The RCMP have said the female home owner and three youngster escaped the blaze but two boys were unaccounted for. Their bodies were later found in the charred remains of the house.
“This is a tragic event and our thoughts are with the families and the members of the community during this difficult time,” stated a message from the office of Bernard Valcourt, Minister of Aboriginal Affairs and Northern Development Canada.
Richard Kent, Commissioner of Emergency and Protective Services for the Prince Albert Grand Council, said there weren’t enough volunteers available to help.
“You can’t fight a fire with just a couple people. It’s too dangerous,” Kend said Tuesday.
The community’s fire truck never got to the fire either, Kent said.
“They’re not driving the trucks every day and vehicles break down. A pumper has a lot of special equipment on it and a lot of times you can’t get them to run properly,” he said.
“These fires burn so hot and so fast that if you’re not there within five minutes, it’s too late,” he said.
Adding to those problems is one unique to First Nations: national building codes and national fire codes do not apply on reserves.
It is not known whether the fatal house fire that occurred January 18 in Pelican Narrows was on land belonging to the Northern Village or the adjacent and connected Peter Ballantyne Cree Nation.

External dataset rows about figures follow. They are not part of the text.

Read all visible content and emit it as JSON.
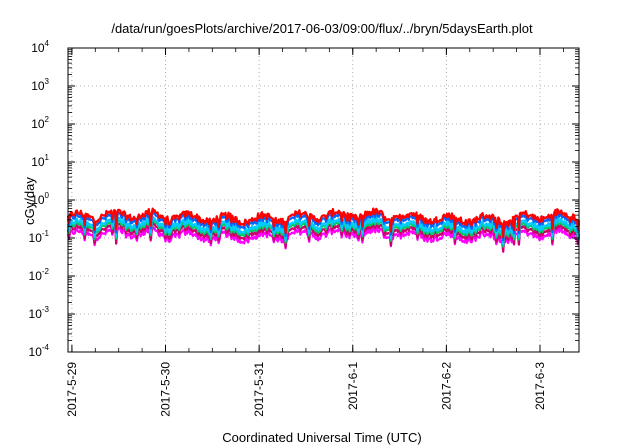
{
  "chart_data": {
    "type": "line",
    "title": "/data/run/goesPlots/archive/2017-06-03/09:00/flux/../bryn/5daysEarth.plot",
    "xlabel": "Coordinated Universal Time (UTC)",
    "ylabel": "cGy/day",
    "yscale": "log",
    "ylim": [
      0.0001,
      10000
    ],
    "xlim": [
      "2017-05-28T23:00",
      "2017-06-03T10:00"
    ],
    "grid": true,
    "y_ticks": [
      {
        "base": "10",
        "exp": "4",
        "value": 10000
      },
      {
        "base": "10",
        "exp": "3",
        "value": 1000
      },
      {
        "base": "10",
        "exp": "2",
        "value": 100
      },
      {
        "base": "10",
        "exp": "1",
        "value": 10
      },
      {
        "base": "10",
        "exp": "0",
        "value": 1
      },
      {
        "base": "10",
        "exp": "-1",
        "value": 0.1
      },
      {
        "base": "10",
        "exp": "-2",
        "value": 0.01
      },
      {
        "base": "10",
        "exp": "-3",
        "value": 0.001
      },
      {
        "base": "10",
        "exp": "-4",
        "value": 0.0001
      }
    ],
    "x_ticks": [
      {
        "label": "2017-5-29",
        "value": "2017-05-29T00:00"
      },
      {
        "label": "2017-5-30",
        "value": "2017-05-30T00:00"
      },
      {
        "label": "2017-5-31",
        "value": "2017-05-31T00:00"
      },
      {
        "label": "2017-6-1",
        "value": "2017-06-01T00:00"
      },
      {
        "label": "2017-6-2",
        "value": "2017-06-02T00:00"
      },
      {
        "label": "2017-6-3",
        "value": "2017-06-03T00:00"
      }
    ],
    "series": [
      {
        "color": "#ff0000",
        "baseline": 0.36,
        "dip": 0.6
      },
      {
        "color": "#0066ff",
        "baseline": 0.3,
        "dip": 0.6
      },
      {
        "color": "#00ccff",
        "baseline": 0.22,
        "dip": 0.55
      },
      {
        "color": "#00cc66",
        "baseline": 0.19,
        "dip": 0.55
      },
      {
        "color": "#cc0066",
        "baseline": 0.155,
        "dip": 0.6
      },
      {
        "color": "#ff00ff",
        "baseline": 0.12,
        "dip": 0.45
      }
    ]
  }
}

The community’s fire chief had already been working to expand the volunteer crew since October, when a house fire killed a 10-year-old girl there, Kent said.
The community has plenty of trained volunteers but many of them work at distant mines and are not always available to respond.
“That’s what we struggle with. The volunteers are true volunteers. They’ve got lives to live as well. It’s just something that happens in First Nations communities,” Kent said.
Kent is keen to recruit band staff working in maintenance, housing and water supply because they know the community best and their chief and council won’t dock their pay if they have to leave the job to fight a fire.
Kent wants a greater emphasis on public awareness of fire prevention, especially in the absence of national building codes and fire codes on First Nations.
Reserve buildings and houses are not subject to mandatory fire inspections and permits are not required for new buildings or renovations. Anything goes in terms of materials and design, Kent said.
The Canadian Association of Fire Chiefs have been lobbying the federal government for about eight years to introduce legislation to apply federal or provincial building codes and fire codes on First Nations communities, said president Steven Gamble.
“It’s a solution they should be looking into,” Gamble said.
The topic remains high on the association’s agenda for an upcoming trip to meet with federal government ministers, opposition critics and members of the Senate, Gamble said.